On another occasion he replied with more point to a similar question:—
“The secret of my success is this: I never tell what I am going to do till I have done it.”
He is, indeed, a man of little speech. Gen. Grant himself is not more averse to oratory than he. Once, in London, at a banquet, his health was given, and he was urged to respond. All that could be extorted from him was the following:—
“Gentlemen, I have never made a fool of myself in my life, and I am not going to begin now. Here is a friend of mine (his lawyer) who can talk all day. He will do my speaking.”

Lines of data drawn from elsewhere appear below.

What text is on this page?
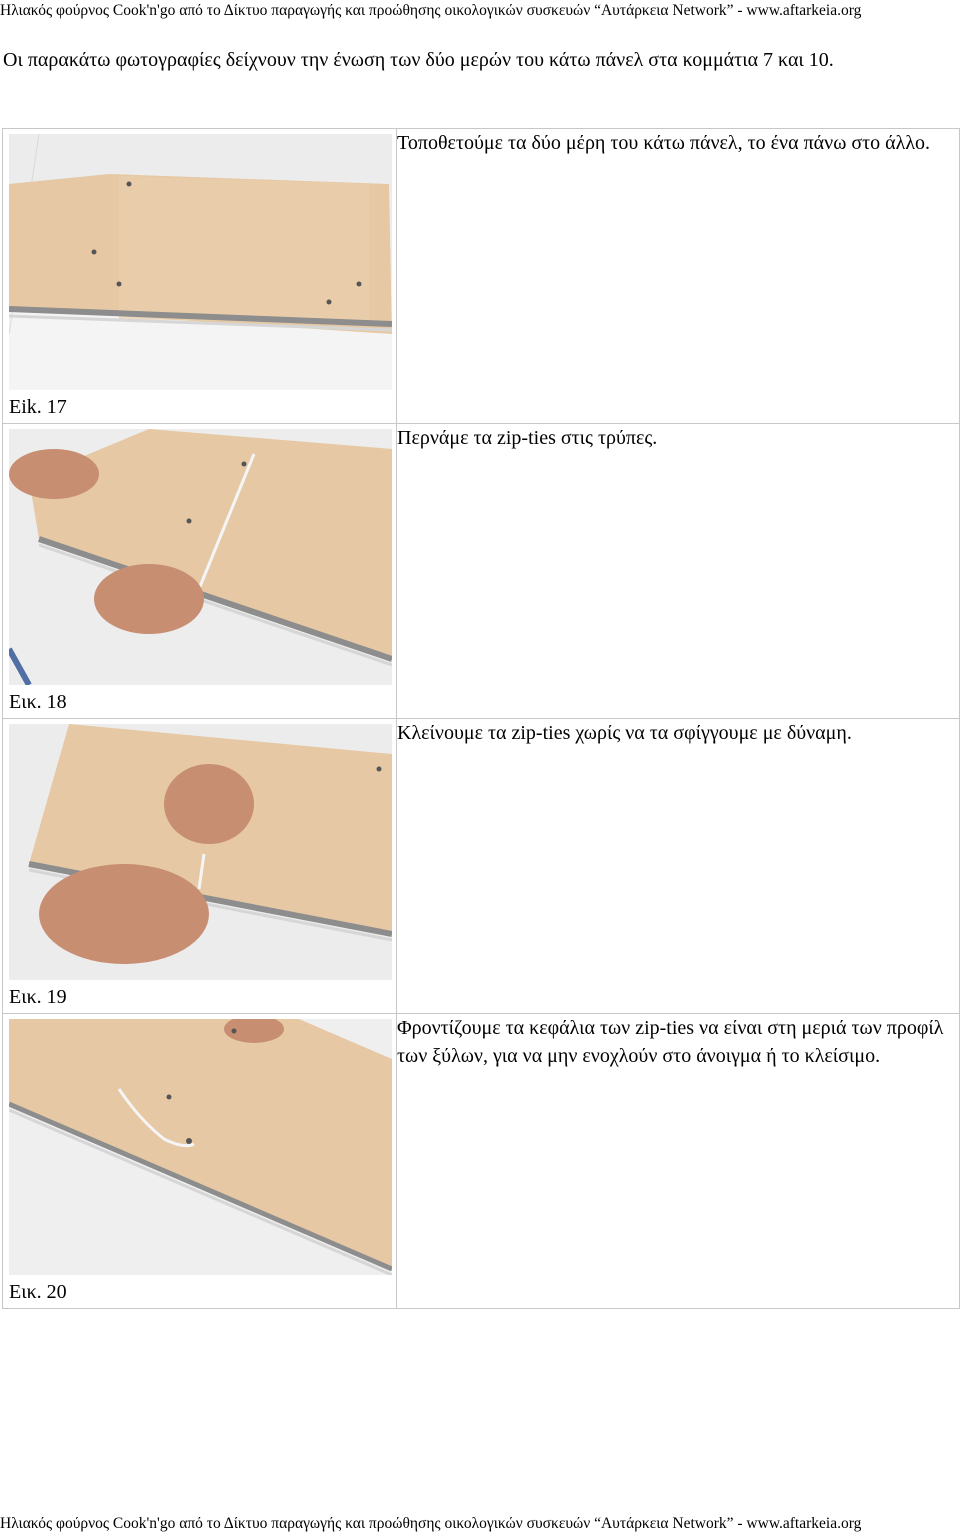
Ηλιακός φούρνος Cook'n'go από το Δίκτυο παραγωγής και προώθησης οικολογικών συσκευών “Αυτάρκεια Network” - www.aftarkeia.org
Οι παρακάτω φωτογραφίες δείχνουν την ένωση των δύο μερών του κάτω πάνελ στα κομμάτια 7 και 10.
Eik. 17	Τοποθετούμε τα δύο μέρη του κάτω πάνελ, το ένα πάνω στο άλλο.

Εικ. 18	Περνάμε τα zip-ties στις τρύπες.

Εικ. 19	Κλείνουμε τα zip-ties χωρίς να τα σφίγγουμε με δύναμη.

Εικ. 20	Φροντίζουμε τα κεφάλια των zip-ties να είναι στη μεριά των προφίλ των ξύλων, για να μην ενοχλούν στο άνοιγμα ή το κλείσιμο.
Ηλιακός φούρνος Cook'n'go από το Δίκτυο παραγωγής και προώθησης οικολογικών συσκευών “Αυτάρκεια Network” - www.aftarkeia.org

Nevertheless, he knows how to express his meaning with singular clearness, force, and brevity, both by the tongue and by the pen. Some of his business letters, dictated by him to a clerk, are models of that kind of composition. He is also master of an art still more difficult,—that of not saying what he does not wish to say.

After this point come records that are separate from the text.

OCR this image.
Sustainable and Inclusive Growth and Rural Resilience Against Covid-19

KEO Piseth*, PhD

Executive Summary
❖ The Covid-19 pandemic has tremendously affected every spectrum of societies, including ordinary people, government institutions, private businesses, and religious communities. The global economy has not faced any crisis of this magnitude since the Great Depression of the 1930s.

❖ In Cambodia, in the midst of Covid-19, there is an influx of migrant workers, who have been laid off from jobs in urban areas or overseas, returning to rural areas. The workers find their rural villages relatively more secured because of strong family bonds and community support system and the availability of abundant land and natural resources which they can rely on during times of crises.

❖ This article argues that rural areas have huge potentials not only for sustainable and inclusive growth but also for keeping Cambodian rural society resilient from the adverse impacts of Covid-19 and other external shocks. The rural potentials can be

As a business man he is even more prudent than he is bold. He has sometimes remarked, that it has never been in the power of any man or set of men to prevent his keeping an engagement. If, for example, he should bind himself to pay a million of dollars on the first of May, he would at once provide for fulfilling his engagement in such a manner that no failure on the part of others, no contingency, private or public, could prevent his doing it. In other words, he would have the money where he could be sure of finding it on the day.

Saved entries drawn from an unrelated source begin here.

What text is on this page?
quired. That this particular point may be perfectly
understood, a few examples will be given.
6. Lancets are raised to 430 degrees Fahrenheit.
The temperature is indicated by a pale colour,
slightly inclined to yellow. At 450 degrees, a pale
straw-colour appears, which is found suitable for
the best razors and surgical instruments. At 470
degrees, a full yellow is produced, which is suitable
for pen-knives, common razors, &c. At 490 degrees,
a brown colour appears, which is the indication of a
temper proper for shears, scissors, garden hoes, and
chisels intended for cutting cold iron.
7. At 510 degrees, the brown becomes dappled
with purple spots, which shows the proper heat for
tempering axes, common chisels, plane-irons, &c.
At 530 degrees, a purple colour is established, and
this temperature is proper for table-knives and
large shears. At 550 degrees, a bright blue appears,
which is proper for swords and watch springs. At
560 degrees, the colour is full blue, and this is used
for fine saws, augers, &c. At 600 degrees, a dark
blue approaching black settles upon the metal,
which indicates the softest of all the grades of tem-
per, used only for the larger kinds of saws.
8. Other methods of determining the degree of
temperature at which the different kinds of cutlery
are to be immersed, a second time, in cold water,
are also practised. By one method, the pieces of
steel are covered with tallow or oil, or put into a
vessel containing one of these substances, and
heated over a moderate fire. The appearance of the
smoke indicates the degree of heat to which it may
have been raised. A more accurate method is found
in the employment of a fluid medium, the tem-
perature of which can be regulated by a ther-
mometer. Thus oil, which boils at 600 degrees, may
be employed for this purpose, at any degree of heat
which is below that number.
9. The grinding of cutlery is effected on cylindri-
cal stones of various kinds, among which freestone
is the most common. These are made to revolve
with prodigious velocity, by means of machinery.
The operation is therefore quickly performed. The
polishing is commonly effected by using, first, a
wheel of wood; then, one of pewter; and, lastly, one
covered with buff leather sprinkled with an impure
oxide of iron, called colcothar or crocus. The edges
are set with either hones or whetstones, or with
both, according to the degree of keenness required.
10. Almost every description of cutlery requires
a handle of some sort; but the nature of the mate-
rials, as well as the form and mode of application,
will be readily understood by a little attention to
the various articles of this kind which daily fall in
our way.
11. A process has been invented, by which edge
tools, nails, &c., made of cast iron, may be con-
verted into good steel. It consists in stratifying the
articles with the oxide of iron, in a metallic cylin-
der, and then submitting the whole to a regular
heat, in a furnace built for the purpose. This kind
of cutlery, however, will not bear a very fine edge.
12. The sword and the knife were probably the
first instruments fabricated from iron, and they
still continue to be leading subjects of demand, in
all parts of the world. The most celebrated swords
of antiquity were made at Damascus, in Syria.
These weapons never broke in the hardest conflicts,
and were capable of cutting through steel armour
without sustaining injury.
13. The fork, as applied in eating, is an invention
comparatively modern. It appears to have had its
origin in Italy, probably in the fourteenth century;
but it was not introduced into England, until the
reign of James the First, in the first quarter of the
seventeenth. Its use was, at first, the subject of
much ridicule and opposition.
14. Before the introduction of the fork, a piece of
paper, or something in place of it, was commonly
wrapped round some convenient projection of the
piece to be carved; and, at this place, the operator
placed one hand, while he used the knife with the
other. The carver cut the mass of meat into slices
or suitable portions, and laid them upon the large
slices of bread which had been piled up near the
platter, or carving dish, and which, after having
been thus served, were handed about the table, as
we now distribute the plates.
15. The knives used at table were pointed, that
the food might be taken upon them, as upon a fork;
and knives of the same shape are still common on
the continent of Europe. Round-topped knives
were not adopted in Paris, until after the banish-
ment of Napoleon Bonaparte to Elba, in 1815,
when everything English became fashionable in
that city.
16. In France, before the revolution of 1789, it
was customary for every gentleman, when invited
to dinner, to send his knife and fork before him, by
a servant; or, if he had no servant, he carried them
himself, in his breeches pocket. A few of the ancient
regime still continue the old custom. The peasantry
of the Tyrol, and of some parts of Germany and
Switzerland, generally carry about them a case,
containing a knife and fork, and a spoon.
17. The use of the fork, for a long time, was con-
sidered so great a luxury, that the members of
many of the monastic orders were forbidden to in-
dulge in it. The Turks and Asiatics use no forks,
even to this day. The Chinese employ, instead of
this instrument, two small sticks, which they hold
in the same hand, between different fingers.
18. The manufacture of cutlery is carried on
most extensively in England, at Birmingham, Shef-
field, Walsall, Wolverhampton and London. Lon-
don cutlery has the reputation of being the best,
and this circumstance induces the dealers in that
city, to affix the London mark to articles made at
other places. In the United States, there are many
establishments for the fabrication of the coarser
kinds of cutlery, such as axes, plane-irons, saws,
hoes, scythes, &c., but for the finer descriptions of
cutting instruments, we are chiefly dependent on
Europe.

No one ever sees the name of Cornelius Vanderbilt on a subscription paper, nor ever will. In his charities, which are numerous and liberal, he exhibits the reticence which marks his conduct as a man of business. His object is to render real and permanent service to deserving objects; but to the host of miscellaneous beggars that pervade our places of business he is not accessible. The last years of many a good old soul, whom he knew in his youth, have been made happy by a pension from him. But of all this not a syllable ever escapes his lips.
He has now nearly completed his seventy-first year. His frame is still erect and vigorous; and, as a business man, he has not a living superior. Every kind of success has attended him through life. Thirteen children have been born to him,—nine daughters and four sons,—nearly all of whom are living and are parents. One of his grandsons has recently come of age. At the celebration of his golden wedding, three years ago, more than a hundred and forty of his descendants and relations assembled at his house. On that joyful occasion, the Commodore presented to his wife a beautiful little golden steamboat, with musical works instead of an engine,—emblematic at once of his business career and the harmony of his home. If ever he boasts of anything appertaining to him, it is when he is speaking of the manly virtues of his son lost in the war, or when he says that his wife is the finest woman of her age in the city.